As augmented large language models (LLMs) with external tools become increasingly popular in web applications, improving augmented LLM inference serving efficiency and optimizing service-level objectives (SLOs) are critical for enhancing user experience. To achieve this, inference systems must maximize request handling within latency constraints, referred to as increasing effective throughput. However, existing systems face two major challenges: (i) reliance on first-come-first-served (FCFS) scheduling causes severe head-of-line blocking, leading to queuing delays exceeding the SLOs for many requests; and (ii) static batch token limit, which fails to adapt to fluctuating loads and hardware conditions. Both of these factors degrade effective throughput and service quality. This paper presents AugServe, an efficient inference framework designed to reduce queueing latency and enhance effective throughput for augmented LLM inference services. The core idea of AugServe is a two-stage adaptive request scheduling strategy. Specifically, AugServe combines the inference features of augmented LLM requests to optimize the order of scheduling decisions (stage I). These decisions are continuously refined with runtime information (stage II), adapting to both request characteristics and system capabilities. In addition, AugServe dynamically adjusts the token batching mechanism based on hardware status and real-time load, further enhancing throughput performance. Experimental results show that AugServe achieves 4.7x and 3.3x higher effective throughput than vLLM and InferCept, while reducing time-to-first-token (TTFT) by up to 96.3% and 95.0%, respectively.
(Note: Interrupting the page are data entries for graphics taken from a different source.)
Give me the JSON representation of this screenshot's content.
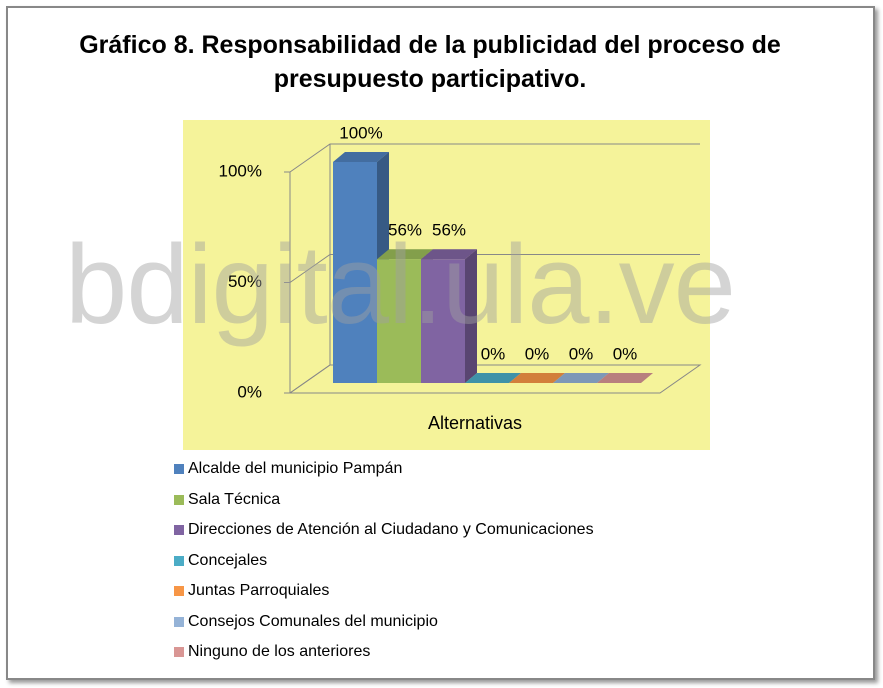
{
  "chart_data": {
    "type": "bar3d",
    "title": "Gráfico 8. Responsabilidad de la publicidad del proceso de presupuesto participativo.",
    "categories": [
      "Alternativas"
    ],
    "series": [
      {
        "name": "Alcalde del municipio Pampán",
        "color": "#4f81bd",
        "values": [
          100
        ],
        "value_labels": [
          "100%"
        ]
      },
      {
        "name": "Sala Técnica",
        "color": "#9bbb59",
        "values": [
          56
        ],
        "value_labels": [
          "56%"
        ]
      },
      {
        "name": "Direcciones de Atención al Ciudadano y  Comunicaciones",
        "color": "#8064a2",
        "values": [
          56
        ],
        "value_labels": [
          "56%"
        ]
      },
      {
        "name": "Concejales",
        "color": "#4bacc6",
        "values": [
          0
        ],
        "value_labels": [
          "0%"
        ]
      },
      {
        "name": "Juntas Parroquiales",
        "color": "#f79646",
        "values": [
          0
        ],
        "value_labels": [
          "0%"
        ]
      },
      {
        "name": "Consejos Comunales del municipio",
        "color": "#95b3d7",
        "values": [
          0
        ],
        "value_labels": [
          "0%"
        ]
      },
      {
        "name": "Ninguno de los anteriores",
        "color": "#d99694",
        "values": [
          0
        ],
        "value_labels": [
          "0%"
        ]
      }
    ],
    "ylim": [
      0,
      100
    ],
    "yticks": [
      {
        "value": 0,
        "label": "0%"
      },
      {
        "value": 50,
        "label": "50%"
      },
      {
        "value": 100,
        "label": "100%"
      }
    ],
    "grid": true,
    "plot_background": "#f5f39a",
    "watermark": "bdigital.ula.ve"
  }
}
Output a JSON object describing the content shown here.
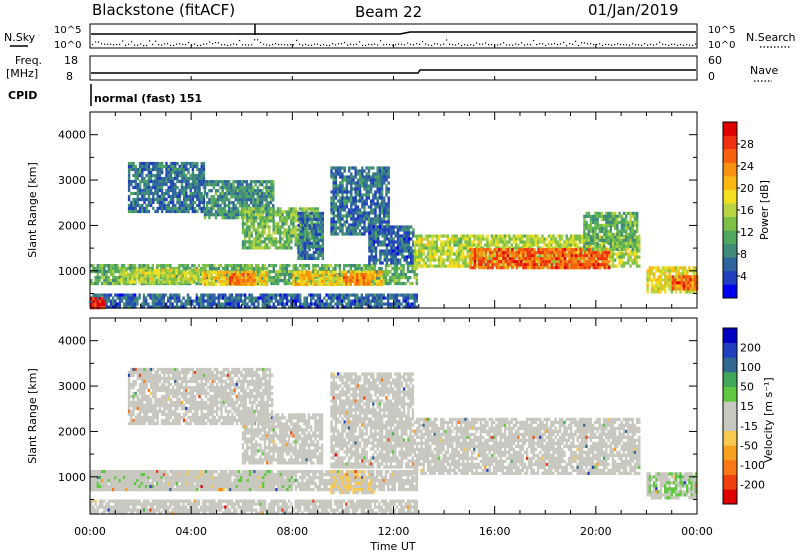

翻译：随着搭载外部工具的增强型大语言模型（LLM）在Web应用中日益普及，提升增强型LLM推理服务效率并优化服务级别目标（SLO）对于改善用户体验至关重要。为实现这一目标，推理系统必须在延迟约束下最大化请求处理能力，即提升有效吞吐量。然而，现有系统面临两大挑战：（i）依赖先到先服务（FCFS）调度导致严重的队头阻塞，致使大量请求的排队延迟超出SLO；（ii）静态的批处理令牌限制无法适应波动的负载与硬件条件。这两大因素均会降低有效吞吐量及服务质量。本文提出AugServe，一种高效的推理框架，旨在降低增强型LLM推理服务的排队延迟并提升有效吞吐量。AugServe的核心思想是采用两阶段自适应请求调度策略。具体而言，AugServe结合增强型LLM请求的推理特征以优化调度决策顺序（第一阶段），并利用运行时信息持续优化这些决策（第二阶段），从而同时适应请求特性与系统能力。此外，AugServe基于硬件状态与实时负载动态调整令牌批处理机制，进一步提升吞吐性能。实验结果表明，相较于vLLM与InferCept，AugServe分别实现了4.7倍与3.3倍的有效吞吐量提升，同时将首令牌生成时间（TTFT）最高降低了96.3%与95.0%。